Fatture false, l’assenza di strutture non fa prova
Nell’ambito degli accertamenti per fatture soggettivamente inesistenti, la consolidata giurisprudenza nazionale e comunitaria si è espressa nel senso di considerare un duplice onere della prova. In prima battuta, a carico dell’amministrazione finanziaria, corre l’obbligo di dimostrare, anche tramite presunzioni qualificate, che il contribuente «sapeva o avrebbe dovuto sapere» della frode a monte della supply chain. In un secondo momento, e solo nel caso in cui il fisco sia riuscito a provare tale potenziale coinvolgimento, il soggetto è tenuto a dimostrare di aver adempiuto ai «ragionevoli controlli» richiamati dalla Corte Ue, in capo al fornitore che ha perpetrato la frode. Solo in questo modo ha la possibilità di detrarre l’Iva.
In questo contesto, assume rilevanza l’eventuale mancanza di struttura del soggetto che fornisce il contribuente accertato. In molte verifiche fiscali focalizzate su frodi carosello, l’assenza di dipendenti, di un magazzino, di una struttura fisica minima, è considerata di per sé una presunzione qualificata, atta a identificare un coinvolgimento o quantomeno una colpevole ignoranza di chi sta a valle della catena. La criticità di questo approccio, tuttavia, sta nel fatto che spesso questa presunzione viene fatta valere indipendentemente dal contesto in cui si opera.
In altri termini, molto spesso l’equazione applicata dai verificatori è la seguente: se l’accertamento su un soggetto fa emergere l’esistenza di una frode, e quest’ultimo è privo di struttura, scatta una verifica in capo al cliente a valle, con ripresa fiscale dell’Iva detratta, sul presupposto che quest’ultimo non poteva non accorgersi di avere a che fare con una «cartiera». È evidente, tuttavia, che questo approccio è semplicistico ed errato: se così fosse, ogni ditta individuale, broker o freelance, che pure assumano assoluta dignità nel mercato di riferimento, dovrebbero apparire, dal punto di osservazione dei rispettivi clienti, come potenziali «cartiere».

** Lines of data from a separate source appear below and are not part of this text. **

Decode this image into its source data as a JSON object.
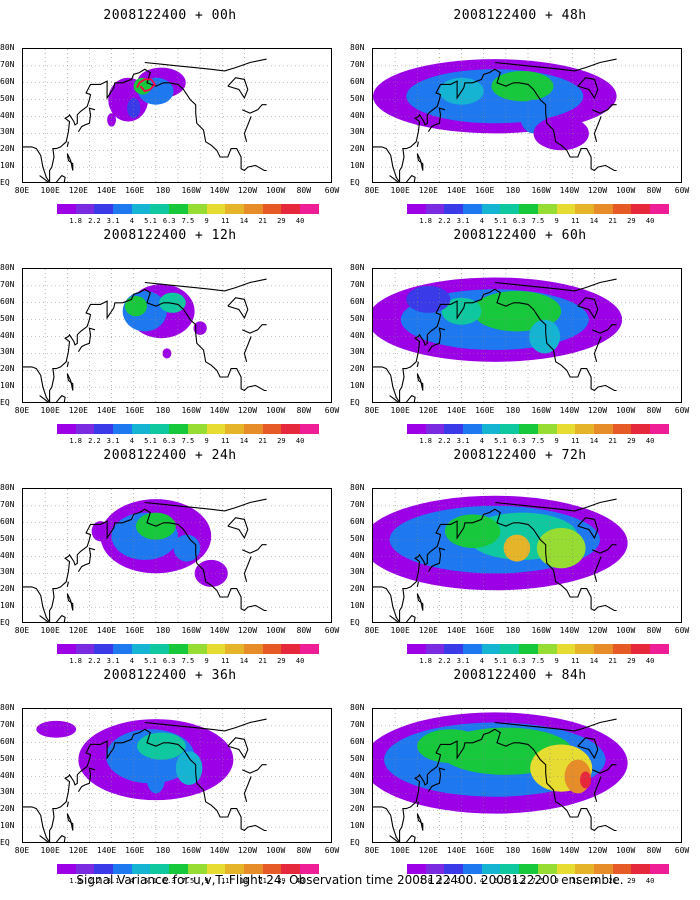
{
  "caption": "Signal Variance for u,v,T. Flight 24. Observation time 2008122400. 2008122200 ensemble.",
  "colors": {
    "levels": [
      "#9b00e6",
      "#7a2ae0",
      "#3a3ae8",
      "#1e78f0",
      "#14b4d2",
      "#10c8a0",
      "#18c83c",
      "#96dc32",
      "#e6dc32",
      "#e6b428",
      "#e68c28",
      "#e65a28",
      "#e6283c",
      "#f01e96"
    ],
    "coast": "#000000",
    "flight_track": "#ff0044"
  },
  "chart_data": {
    "type": "map",
    "lat_ticks": [
      "80N",
      "70N",
      "60N",
      "50N",
      "40N",
      "30N",
      "20N",
      "10N",
      "EQ"
    ],
    "lon_ticks": [
      "80E",
      "100E",
      "120E",
      "140E",
      "160E",
      "180",
      "160W",
      "140W",
      "120W",
      "100W",
      "80W",
      "60W"
    ],
    "colorbar_levels": [
      "1.8",
      "2.2",
      "3.1",
      "4",
      "5.1",
      "6.3",
      "7.5",
      "9",
      "11",
      "14",
      "21",
      "29",
      "40"
    ],
    "panels": [
      {
        "title": "2008122400 + 00h",
        "lead_hours": 0,
        "position": "left-row1"
      },
      {
        "title": "2008122400 + 12h",
        "lead_hours": 12,
        "position": "left-row2"
      },
      {
        "title": "2008122400 + 24h",
        "lead_hours": 24,
        "position": "left-row3"
      },
      {
        "title": "2008122400 + 36h",
        "lead_hours": 36,
        "position": "left-row4"
      },
      {
        "title": "2008122400 + 48h",
        "lead_hours": 48,
        "position": "right-row1"
      },
      {
        "title": "2008122400 + 60h",
        "lead_hours": 60,
        "position": "right-row2"
      },
      {
        "title": "2008122400 + 72h",
        "lead_hours": 72,
        "position": "right-row3"
      },
      {
        "title": "2008122400 + 84h",
        "lead_hours": 84,
        "position": "right-row4"
      }
    ]
  }
}
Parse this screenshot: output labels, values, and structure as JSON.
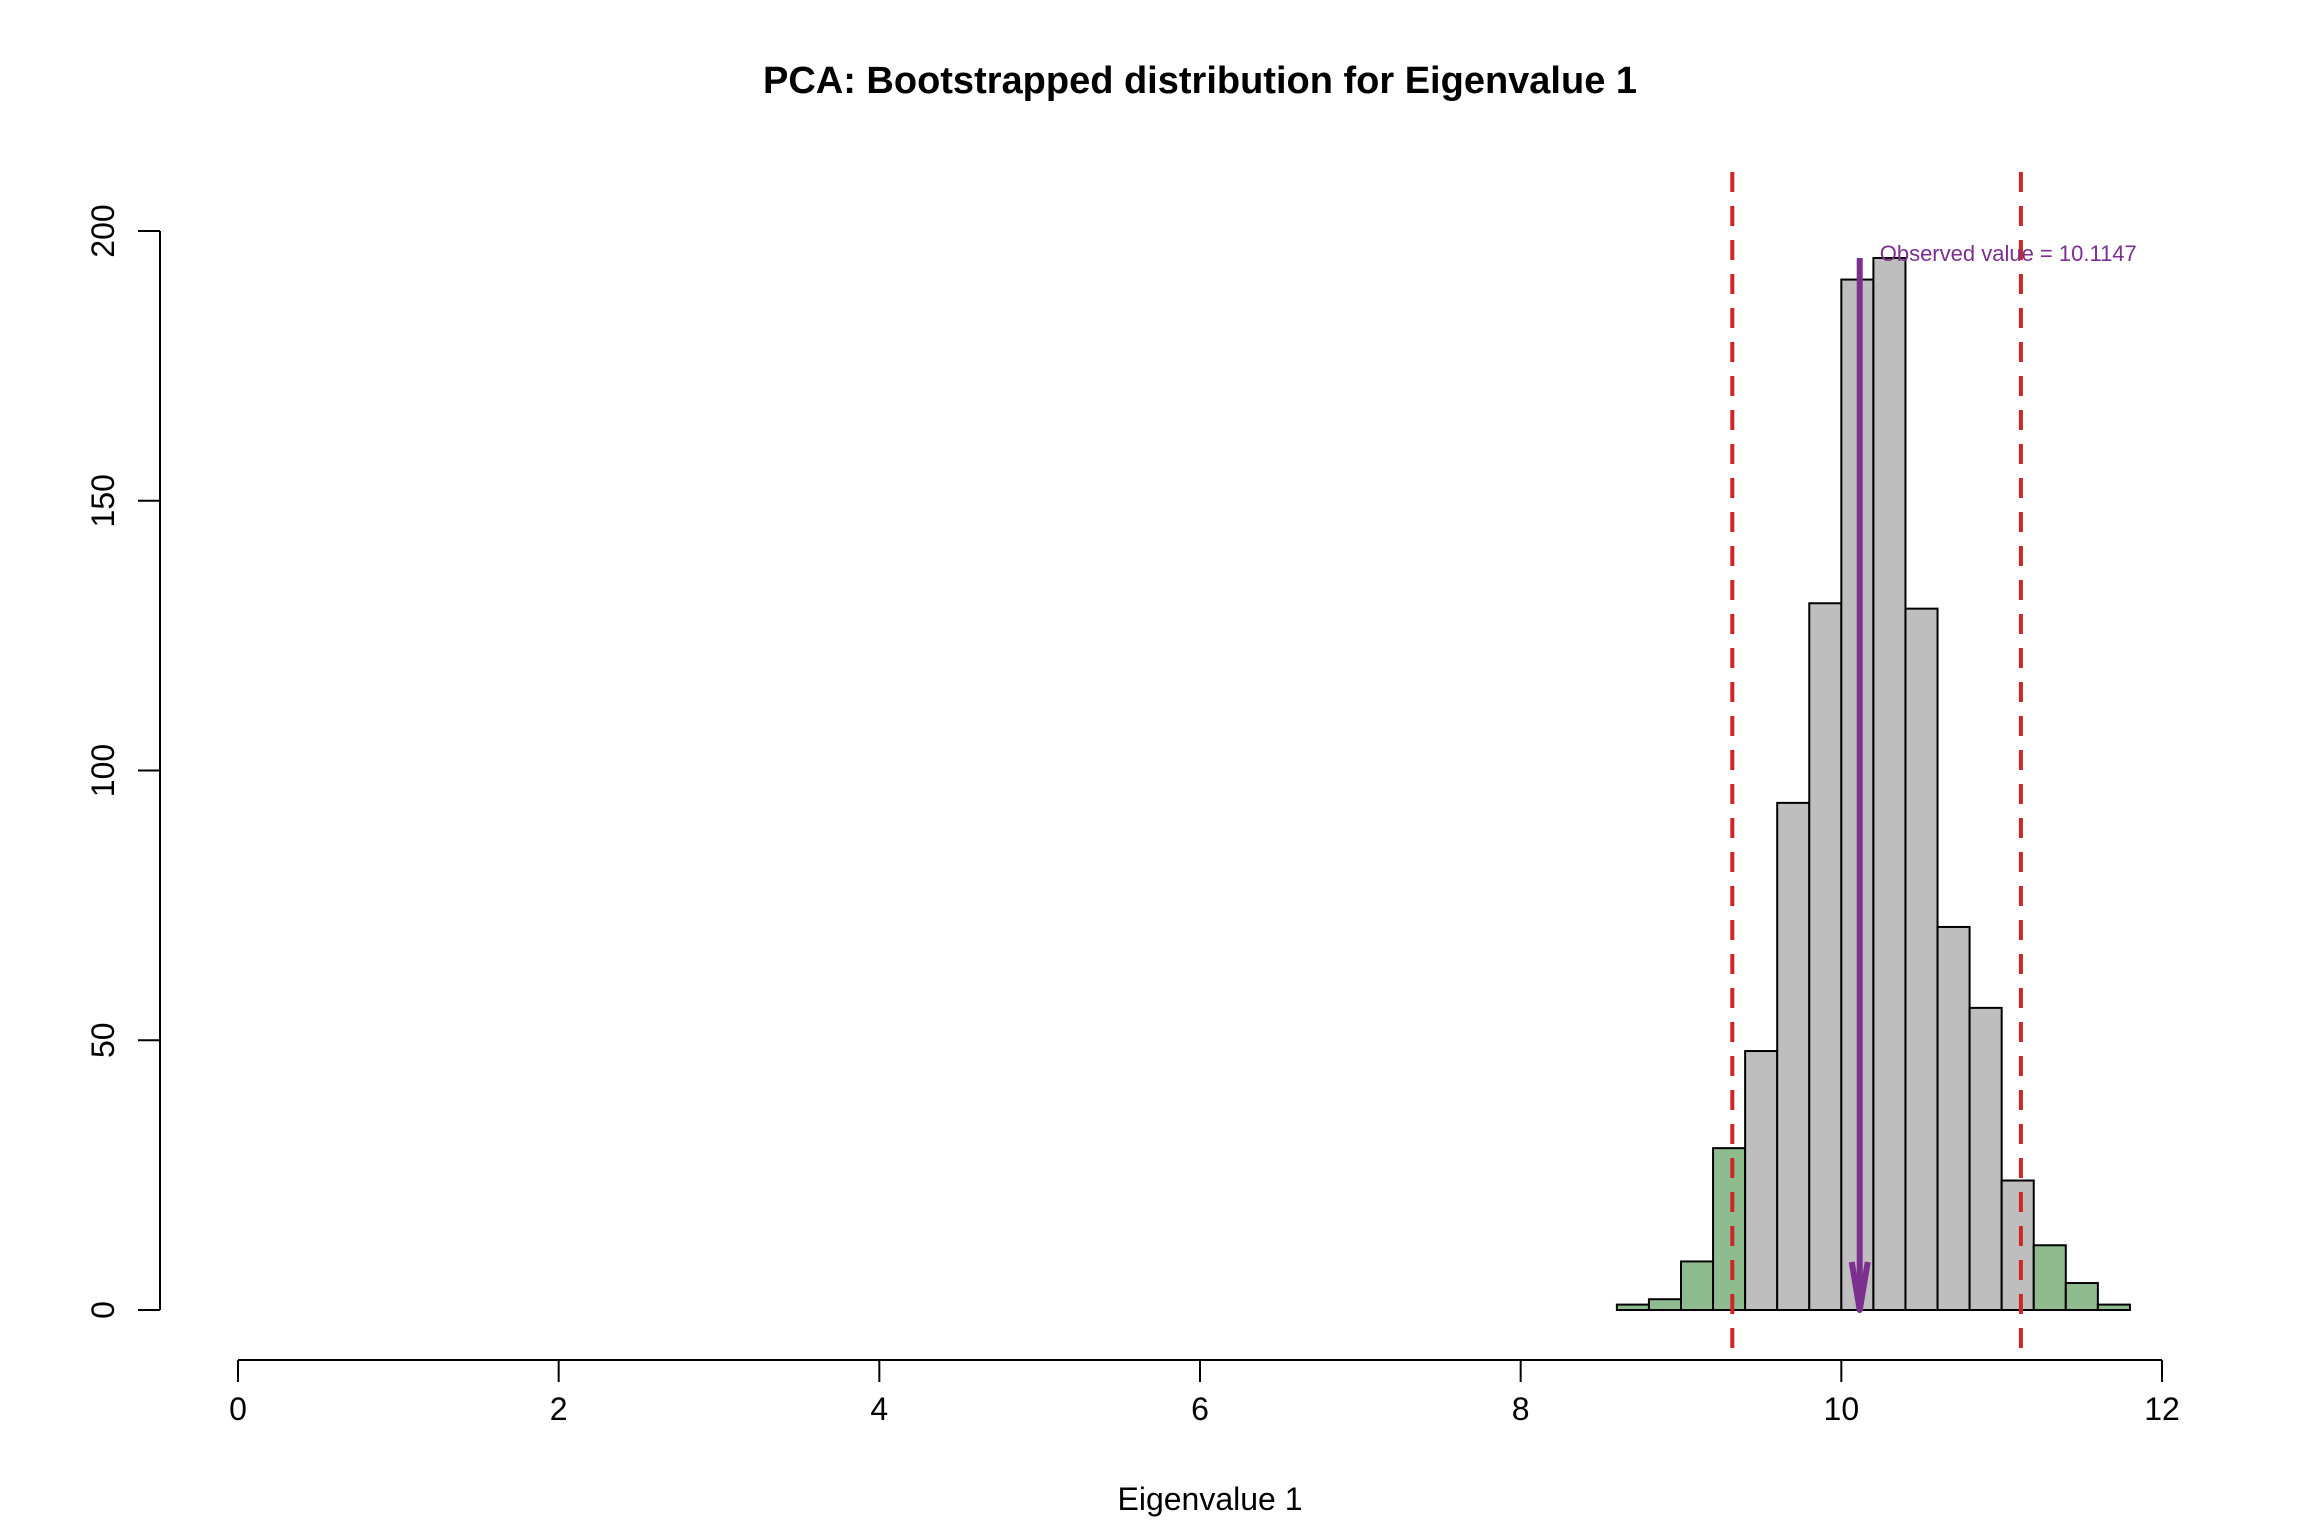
{
  "chart_data": {
    "type": "bar",
    "title": "PCA: Bootstrapped distribution for Eigenvalue 1",
    "xlabel": "Eigenvalue 1",
    "ylabel": "",
    "xlim": [
      0,
      12
    ],
    "ylim": [
      0,
      200
    ],
    "x_ticks": [
      "0",
      "2",
      "4",
      "6",
      "8",
      "10",
      "12"
    ],
    "y_ticks": [
      "0",
      "50",
      "100",
      "150",
      "200"
    ],
    "grid": false,
    "bins": [
      {
        "start": 8.6,
        "end": 8.8,
        "count": 1,
        "region": "tail"
      },
      {
        "start": 8.8,
        "end": 9.0,
        "count": 2,
        "region": "tail"
      },
      {
        "start": 9.0,
        "end": 9.2,
        "count": 9,
        "region": "tail"
      },
      {
        "start": 9.2,
        "end": 9.4,
        "count": 30,
        "region": "tail"
      },
      {
        "start": 9.4,
        "end": 9.6,
        "count": 48,
        "region": "center"
      },
      {
        "start": 9.6,
        "end": 9.8,
        "count": 94,
        "region": "center"
      },
      {
        "start": 9.8,
        "end": 10.0,
        "count": 131,
        "region": "center"
      },
      {
        "start": 10.0,
        "end": 10.2,
        "count": 191,
        "region": "center"
      },
      {
        "start": 10.2,
        "end": 10.4,
        "count": 195,
        "region": "center"
      },
      {
        "start": 10.4,
        "end": 10.6,
        "count": 130,
        "region": "center"
      },
      {
        "start": 10.6,
        "end": 10.8,
        "count": 71,
        "region": "center"
      },
      {
        "start": 10.8,
        "end": 11.0,
        "count": 56,
        "region": "center"
      },
      {
        "start": 11.0,
        "end": 11.2,
        "count": 24,
        "region": "center"
      },
      {
        "start": 11.2,
        "end": 11.4,
        "count": 12,
        "region": "tail"
      },
      {
        "start": 11.4,
        "end": 11.6,
        "count": 5,
        "region": "tail"
      },
      {
        "start": 11.6,
        "end": 11.8,
        "count": 1,
        "region": "tail"
      }
    ],
    "confidence_lines": [
      9.32,
      11.12
    ],
    "observed": {
      "value": 10.1147,
      "label": "Observed value = 10.1147",
      "arrow_top": 195
    },
    "colors": {
      "bar_center": "#bebebe",
      "bar_tail": "#8fbc8f",
      "bar_border": "#000000",
      "ci_line": "#cd2626",
      "observed": "#7b2f8e"
    }
  }
}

L’approccio corretto deve invece focalizzare l’attenzione sull’adeguatezza della struttura, in funzione dello specifico mercato in cui ci si colloca. Sul punto pare interessante il recente orientamento della Ctr Lombardia, che si è espressa con le sentenze n. 469/2018 e 738/2018. Nel primo caso i giudici milanesi hanno dato ragione al contribuente, annullando la pretesa erariale, in quanto è stata provata «l’esistenza di una struttura/laboratorio (del fornitore) in prossimità della società appellata (cliente), che riforniva il prodotto». Questo laboratorio è stato considerato idoneo in funzione del mercato di riferimento.
Nel secondo caso, viceversa, i giudici hanno ritenuto valide le prove fornite dall’ufficio, in quanto (richiamando la Corte di cassazione, sentenza 24426/2013) il fornitore del soggetto accertato è risultato privo «di dotazione personale e strumentale adeguata all’esecuzione della prestazione fatturata». Anche in questo caso viene posto l’accento sul fatto che l’insussistenza della struttura assume una connotazione negativa solo laddove non sia coerente con il lavoro che il soggetto è chiamato a svolgere.
Tale approccio, senz’altro positivo, entra nel solco già aperto dalla Ctr di Roma (sentenza 3374/22/16) e dalla Ctr di Bologna (1126/7/16). Nel primo caso, è stata considerata assolutamente normale la presenza, nella catena distributiva di rottami, di un broker, senza alcuna struttura degna di questo nome. Ancora più significativo appare un passaggio della sentenza di Bologna, secondo cui è stata considerata priva di criticità, nella supply chain di vendita automobili, l’esistenza di un broker che «non aveva bisogno di una struttura organizzativa essendogli sufficiente operare con telefono e fax».